エクトリアシステムを指してみる講座

 エクトリアシステムとは、フリーズ将棋においてエクトリアさんが考案された端角中飛車戦法のことです。本稿では、このエクトリアシステムについて、私なりの解釈や知識についてまとめてみたいと思います。

◇フリーズ将棋とは

 綾瀬綾さんの考案された遊び将棋です。詳しくはこちら、綾さんの配信をご覧下さい。

◇エクトリアシステムの理想形

エクシス

 このような形が理想形です。攻めは端角+中飛車で迫力満点。受けは左右の銀に1手ずつかけた形です。
 まず、フリーズ将棋では玉を深く囲うことが難しいです。フリーズがあることでお互いの攻撃力が高く、三連続フリーズによる即詰みなどもあって受けることは困難です。
 となると自然に居玉に近い玉形となり、これには中飛車がわかりやすい攻めとなります。
 また、端角も優秀です。端角の破壊力はローランさんのこちらの記事をご覧頂くのが最適です。

 このようにいきなり即詰みすらあり、ここに飛車と歩、場合によってはさらに駒が足されるエクトリアシステムは十分な攻撃力を持った作戦です。

 しかし、実はエクトリアシステムは防御力にこそ優れていると思います。

 まずは左側ですが、銀が一つ立っただけながら角と銀の配置がよく、自陣のスキをほとんど消しています。例えば理想形から飛車がいなくなった形に△5八歩F玉で金を動かしても、左銀と端角のおかげで横から飛車か金を打ってF玉で詰みというようなよくある筋がありません。
 また相手の角のラインに入らないのも大きく、いきなり角を切ってもらった銀とフリーズで詰みという展開がぐっと減ります。

 続いて右側ですが、こちらは壁銀になっています。これは後手からの端角を受ける(先述の詰みを防ぎつつ中飛車を実現する)ためには必須に近いのです。本将棋の感覚だと悪形に見えますが、フリーズ将棋においてはいい形かもしれません。
 特にフリーズ将棋において右辺は駒が1枚少ない(角がいない)分、受けにくく危険地帯でもあります。

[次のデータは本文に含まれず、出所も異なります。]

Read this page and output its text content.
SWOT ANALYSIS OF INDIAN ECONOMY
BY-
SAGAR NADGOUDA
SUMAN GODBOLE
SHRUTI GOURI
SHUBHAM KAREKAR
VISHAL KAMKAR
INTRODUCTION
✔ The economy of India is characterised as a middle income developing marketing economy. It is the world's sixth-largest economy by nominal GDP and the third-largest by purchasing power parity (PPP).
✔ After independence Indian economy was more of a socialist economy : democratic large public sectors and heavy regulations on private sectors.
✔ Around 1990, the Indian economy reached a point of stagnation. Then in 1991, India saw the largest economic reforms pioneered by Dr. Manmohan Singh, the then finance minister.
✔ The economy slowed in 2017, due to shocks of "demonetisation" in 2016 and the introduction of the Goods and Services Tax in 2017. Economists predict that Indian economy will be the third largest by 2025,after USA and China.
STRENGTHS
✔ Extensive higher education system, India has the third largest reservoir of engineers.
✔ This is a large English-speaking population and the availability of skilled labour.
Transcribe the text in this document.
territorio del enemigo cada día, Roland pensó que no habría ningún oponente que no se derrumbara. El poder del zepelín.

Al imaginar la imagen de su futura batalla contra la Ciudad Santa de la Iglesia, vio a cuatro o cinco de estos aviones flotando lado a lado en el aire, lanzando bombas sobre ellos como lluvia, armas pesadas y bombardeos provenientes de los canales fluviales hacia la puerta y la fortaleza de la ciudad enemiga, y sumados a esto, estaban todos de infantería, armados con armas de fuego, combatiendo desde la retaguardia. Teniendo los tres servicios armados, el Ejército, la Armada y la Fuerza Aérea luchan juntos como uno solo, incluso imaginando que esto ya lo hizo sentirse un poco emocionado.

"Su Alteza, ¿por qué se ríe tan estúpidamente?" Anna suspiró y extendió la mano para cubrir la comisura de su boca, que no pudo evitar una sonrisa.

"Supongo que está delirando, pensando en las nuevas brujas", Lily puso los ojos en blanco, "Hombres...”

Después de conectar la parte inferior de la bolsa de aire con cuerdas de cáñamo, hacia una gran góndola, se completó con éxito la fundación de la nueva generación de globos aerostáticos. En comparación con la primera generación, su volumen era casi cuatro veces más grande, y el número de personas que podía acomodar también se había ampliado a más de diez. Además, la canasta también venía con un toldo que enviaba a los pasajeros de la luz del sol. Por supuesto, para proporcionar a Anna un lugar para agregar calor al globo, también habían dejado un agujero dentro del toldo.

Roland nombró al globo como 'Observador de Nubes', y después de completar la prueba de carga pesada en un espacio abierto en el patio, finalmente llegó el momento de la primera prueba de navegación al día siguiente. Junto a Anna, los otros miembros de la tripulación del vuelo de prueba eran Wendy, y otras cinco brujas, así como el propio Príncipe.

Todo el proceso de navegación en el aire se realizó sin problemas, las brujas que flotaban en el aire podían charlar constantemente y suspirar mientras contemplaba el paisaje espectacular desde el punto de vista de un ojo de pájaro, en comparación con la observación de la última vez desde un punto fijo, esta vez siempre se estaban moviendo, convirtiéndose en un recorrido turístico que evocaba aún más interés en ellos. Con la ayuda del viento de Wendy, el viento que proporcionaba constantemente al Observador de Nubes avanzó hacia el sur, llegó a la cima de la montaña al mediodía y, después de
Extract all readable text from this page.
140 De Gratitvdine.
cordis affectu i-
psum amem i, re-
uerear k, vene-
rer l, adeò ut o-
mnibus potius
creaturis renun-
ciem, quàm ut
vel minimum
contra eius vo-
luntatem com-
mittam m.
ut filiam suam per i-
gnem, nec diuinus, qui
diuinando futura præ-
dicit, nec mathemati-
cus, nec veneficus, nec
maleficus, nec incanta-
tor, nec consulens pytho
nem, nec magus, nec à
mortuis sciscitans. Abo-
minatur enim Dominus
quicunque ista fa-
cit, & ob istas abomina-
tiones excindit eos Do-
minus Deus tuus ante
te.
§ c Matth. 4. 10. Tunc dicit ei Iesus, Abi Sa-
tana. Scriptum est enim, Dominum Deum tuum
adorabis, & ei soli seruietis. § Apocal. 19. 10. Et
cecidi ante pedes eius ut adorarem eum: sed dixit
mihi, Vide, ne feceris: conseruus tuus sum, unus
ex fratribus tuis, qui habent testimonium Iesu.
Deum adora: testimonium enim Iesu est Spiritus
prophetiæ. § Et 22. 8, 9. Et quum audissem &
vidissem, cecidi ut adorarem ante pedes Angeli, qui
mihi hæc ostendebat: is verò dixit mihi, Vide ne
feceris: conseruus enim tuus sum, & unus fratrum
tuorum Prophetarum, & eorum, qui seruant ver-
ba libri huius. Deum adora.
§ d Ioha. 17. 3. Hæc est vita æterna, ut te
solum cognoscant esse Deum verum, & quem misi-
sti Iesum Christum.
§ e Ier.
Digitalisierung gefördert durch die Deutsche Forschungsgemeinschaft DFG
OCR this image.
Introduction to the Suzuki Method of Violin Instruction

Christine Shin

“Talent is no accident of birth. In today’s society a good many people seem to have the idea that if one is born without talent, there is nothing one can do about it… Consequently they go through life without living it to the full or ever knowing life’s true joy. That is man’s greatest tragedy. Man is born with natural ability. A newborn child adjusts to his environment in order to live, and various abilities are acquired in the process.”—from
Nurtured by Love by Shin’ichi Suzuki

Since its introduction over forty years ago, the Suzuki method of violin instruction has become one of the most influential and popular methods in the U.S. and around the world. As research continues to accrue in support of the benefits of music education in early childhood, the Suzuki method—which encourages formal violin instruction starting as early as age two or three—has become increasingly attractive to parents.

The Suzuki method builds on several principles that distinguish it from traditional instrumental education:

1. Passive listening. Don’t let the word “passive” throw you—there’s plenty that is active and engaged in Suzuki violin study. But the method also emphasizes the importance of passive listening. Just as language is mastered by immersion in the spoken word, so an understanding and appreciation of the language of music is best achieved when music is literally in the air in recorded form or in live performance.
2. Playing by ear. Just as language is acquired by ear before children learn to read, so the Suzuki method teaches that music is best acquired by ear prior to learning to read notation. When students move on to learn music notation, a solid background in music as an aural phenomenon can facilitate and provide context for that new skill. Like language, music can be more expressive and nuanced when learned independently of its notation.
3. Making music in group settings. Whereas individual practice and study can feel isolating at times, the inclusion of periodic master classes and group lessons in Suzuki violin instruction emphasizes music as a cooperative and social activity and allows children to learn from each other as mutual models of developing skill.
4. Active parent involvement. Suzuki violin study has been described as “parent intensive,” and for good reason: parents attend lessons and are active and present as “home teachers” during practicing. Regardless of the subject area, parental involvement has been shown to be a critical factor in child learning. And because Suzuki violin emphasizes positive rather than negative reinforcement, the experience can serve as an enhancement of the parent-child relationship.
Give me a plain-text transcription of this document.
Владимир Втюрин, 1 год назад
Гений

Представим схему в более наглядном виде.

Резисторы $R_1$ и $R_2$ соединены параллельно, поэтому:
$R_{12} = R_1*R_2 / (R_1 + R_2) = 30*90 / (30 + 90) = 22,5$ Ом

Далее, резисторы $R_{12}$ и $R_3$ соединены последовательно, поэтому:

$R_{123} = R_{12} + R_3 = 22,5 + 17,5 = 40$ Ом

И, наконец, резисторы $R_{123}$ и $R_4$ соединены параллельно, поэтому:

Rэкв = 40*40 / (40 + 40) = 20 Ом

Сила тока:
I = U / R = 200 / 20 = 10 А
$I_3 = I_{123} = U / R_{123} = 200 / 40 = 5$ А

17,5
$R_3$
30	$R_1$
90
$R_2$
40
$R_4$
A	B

個人的にそうした観点から右辺は攻めに使いたく、その意味で壁銀は必ずしも悪いとは限りません。

 その他、居玉も飛車金銀の5枚で固めている意味があり、フリーズによる詰みの多くを防ぐことができています。
 5筋の位も大きく、例えば△7七角成のフリーズ解除(強引に詰めろや王手をかけてフリーズを余分に要求する)の手筋を事前に受けている意味があります。

◇エクトリアシステムの戦い方について

 理想形からはとにかく5筋を狙います。受けとしてよくあるのは△6四歩と角筋を止める手ですが、▲6六歩~▲6五歩くらいでも受けるのは困難で収拾がつきません。
 駒が足りなければ右桂や左桂を攻めに参加させるのがオススメです。本将棋の横歩取りと同様で、自陣にバランス良く金銀を配置して飛角桂歩で攻めるのがフリーズ将棋らしい戦いです。
 なお、ある程度駒を集中させた上での▲5四歩はそれだけで破壊力があり、フリーズを必要としないことが多いです。これは第三期氷王戦で私が何度も間違えたところです。
 意外にフリーズを絡めて攻めがつながるため、よく読んでノンフリーズで攻めてみてください。
 エクトリアシステムは、理想形に組みきってしまえば難解ながらパンチが厳しく、有力な作戦だと思います。

 一方で攻めまで端角に2手、中飛車で3手はかかります。5手あれば早石田や鬼殺しのような作戦は先攻できるため、これを上手く受けて反撃に転じられるかが重要です。その場合も難解なのは変わりませんがエクトリアシステムの防御力の高さをいかして攻め合いにできることが多いです。
 フリーズ将棋は「1手前に受ける」本将棋の受けの極意のような手がよく出ます。パンチが入ると一瞬で終わってしまうので、パンチを打たせないような立ち回りが大事なところではないでしょうか。

◇おわりに

 ということでエクトリアシステムについて私のわかる範囲で書いてみました。フリーズ将棋を楽しむ一助になれば幸いです。